Willie Rennie (Dunfermline and West Fife) (LD): I wish to express my condolences and sympathy to the family and friends of the fallen servicemen. The 14 men deserve our utmost gratitude and admiration for their service to the country.

I commend the Secretary of State for the way in which he delivered the statement: he always gets these situations right and strikes the appropriate tone.

I welcome the statement and the board of inquiry report, which is comprehensive and detailed. However, 14 months is far too long to wait, especially given that there is to be a further inquiry into this incident. That has not been fair on the families, who wanted earlier answers. Can the Secretary of State assure us that such delays will not be repeated in future?

Why were the warning signs—the significant increase in coupling and seal leaks in recent years, the blow-off fuel from tank No. 1 draping the side of the aircraft in previous sorties, and the gaps in insulation of the hot air piping—not heeded? Is not that a failure of the process rather than individual judgments?

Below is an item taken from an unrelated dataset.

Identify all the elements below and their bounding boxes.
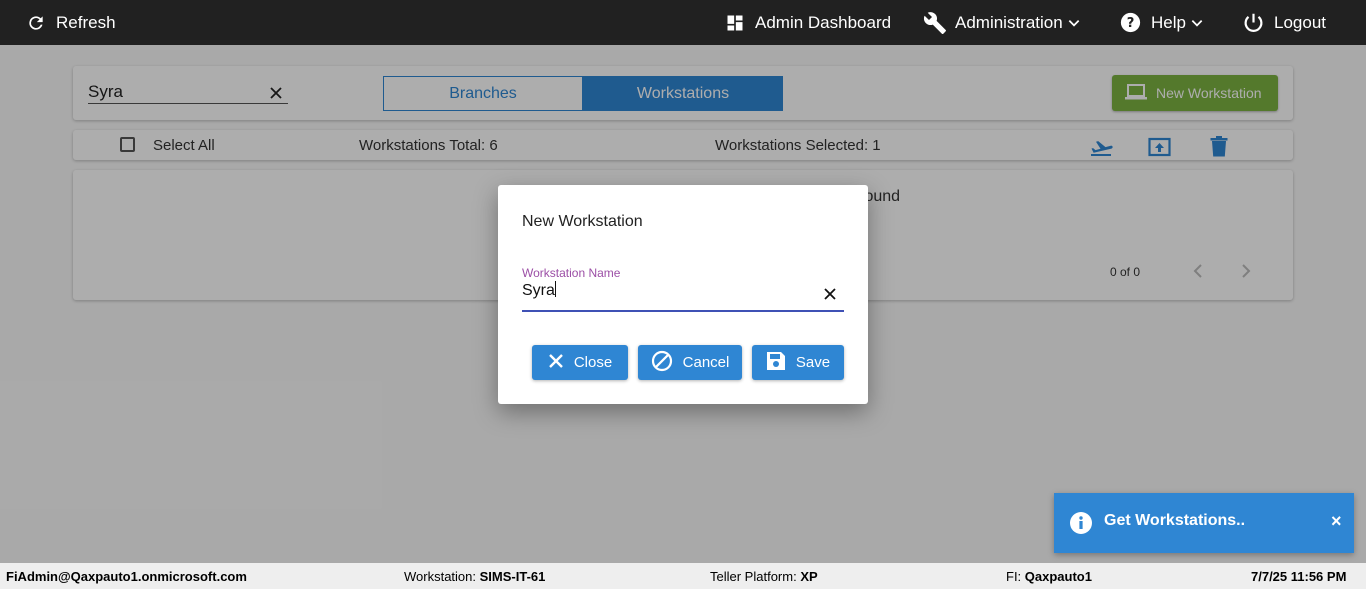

I welcome the Secretary of State’s announcement of a review, which should help to provide some of the answers that the board of inquiry was unable to provide. Fundamentally, however, why are we still relying on an aircraft design that is almost 40 years old, is based on a failed civilian version and was originally intended for hunting Russian subs? Was the in-service date for the new MRA4 delayed because of failures by Ministers to make a decision? Are not the Government forcing the ethos of the armed forces to change from “can do” to “make do”?

Des Browne: I thank the hon. Gentleman for his words of condolence and support for our armed forces, particularly for those most directly associated with the Nimrod force, who will find them welcome.

As I explained, the board of inquiry process is a creature of statute. It is required to take place, it is instructed by the commissioning authority, which is the command of the RAF, and it is entirely independent of Ministers and should continue to be so. It is an important process as it stands in that environment, uninfluenced by Ministers. I am not in a position to give the hon. Gentleman assurances in relation to the length of time that the board of inquiry has taken—about 14 months, as he said. As he will be aware, the commissioning authority reconvened the board when it had reported because there were unanswered questions that it wished to have answered. That is entirely how the process is intended to work. It is self-contained and does not report until it is complete. That is in the control of the board, and so it should remain.